Is Your Child Being Desensitized?
In a world of interactive gaming, internet junkies, and outrageous advertisement gimmicks isn’t it time to open our eyes, as parents, and look at the world through younger, more venerable eyes? To do this is to begin to understand what our kids see in this confusing world. There is violence, murder, rape, and torturous acts all over the television and not to mention the video games that our children play.
Even though we may not like to play with video game systems it pays to know what, and how, our children use these interactive tools. The scary truth is that we cannot shield our children from the world that is outside the walls of our home. We raise them in hopes of doing the best we can to prepare them for everyday situations they may encounter, good or bad. Unfortunately, there is a progressive trend in violence and desensitization of that violence flooding the world. Not only are everyday citizens becoming fearful and scared in a general census but they are becoming more and more violent as the years progress. This comes full-circle to affect our cities, streets, and neighborhoods.

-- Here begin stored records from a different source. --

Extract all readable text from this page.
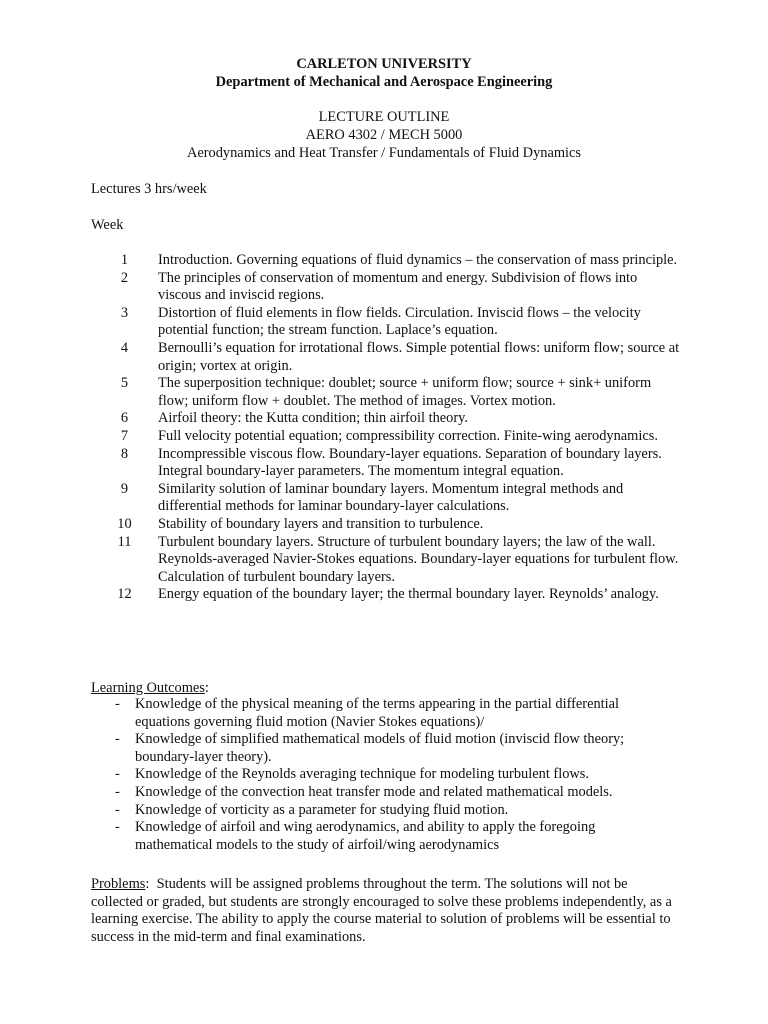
CARLETON UNIVERSITY
Department of Mechanical and Aerospace Engineering
LECTURE OUTLINE
AERO 4302 / MECH 5000
Aerodynamics and Heat Transfer / Fundamentals of Fluid Dynamics
Lectures 3 hrs/week
Week
1	Introduction. Governing equations of fluid dynamics – the conservation of mass principle.
2	The principles of conservation of momentum and energy. Subdivision of flows into viscous and inviscid regions.
3	Distortion of fluid elements in flow fields. Circulation. Inviscid flows – the velocity potential function; the stream function. Laplace’s equation.
4	Bernoulli’s equation for irrotational flows. Simple potential flows: uniform flow; source at origin; vortex at origin.
5	The superposition technique: doublet; source + uniform flow; source + sink+ uniform flow; uniform flow + doublet. The method of images. Vortex motion.
6	Airfoil theory: the Kutta condition; thin airfoil theory.
7	Full velocity potential equation; compressibility correction. Finite-wing aerodynamics.
8	Incompressible viscous flow. Boundary-layer equations. Separation of boundary layers. Integral boundary-layer parameters. The momentum integral equation.
9	Similarity solution of laminar boundary layers. Momentum integral methods and differential methods for laminar boundary-layer calculations.
10	Stability of boundary layers and transition to turbulence.
11	Turbulent boundary layers. Structure of turbulent boundary layers; the law of the wall. Reynolds-averaged Navier-Stokes equations. Boundary-layer equations for turbulent flow. Calculation of turbulent boundary layers.
12	Energy equation of the boundary layer; the thermal boundary layer. Reynolds’ analogy.
Learning Outcomes:
-	Knowledge of the physical meaning of the terms appearing in the partial differential equations governing fluid motion (Navier Stokes equations)/
-	Knowledge of simplified mathematical models of fluid motion (inviscid flow theory; boundary-layer theory).
-	Knowledge of the Reynolds averaging technique for modeling turbulent flows.
-	Knowledge of the convection heat transfer mode and related mathematical models.
-	Knowledge of vorticity as a parameter for studying fluid motion.
-	Knowledge of airfoil and wing aerodynamics, and ability to apply the foregoing mathematical models to the study of airfoil/wing aerodynamics
Problems:  Students will be assigned problems throughout the term. The solutions will not be collected or graded, but students are strongly encouraged to solve these problems independently, as a learning exercise. The ability to apply the course material to solution of problems will be essential to success in the mid-term and final examinations.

One person may not be able to affect, or change, the entire world but we can control the violence we allow inside of our homes. The number one attribute in child/teen violence is example. Violence is learned, and because of this, a major culprit for desensitization is the rapid use of violent video games. Not everyone who plays violent games becomes violent or desensitized to violence, but younger children are quickly influenced, and more adaptive, to and by their environment.
If a child already has feelings of anger, or hopelessness, the affects of visual violence can be even more stringent. As a parent you must begin early to be the preventative foundation for your child when it comes to video game violence. Begin by limiting the use your child has with all video games. The more attractive the video games are to them the more their taste in games will broaden and eventually reach violent, benumbing games. Preview any game your child requests as a gift or asks to rent. Try looking up the game manufacturer online, or talk to a video game store clerk about the theme and level of adult content in a game you are considering for your child. There are ratings on video games, as with DVD’s, so be aware of their meanings, the letter-code rating systems for games do not correspond to DVD rating codes. “M” is for Mature.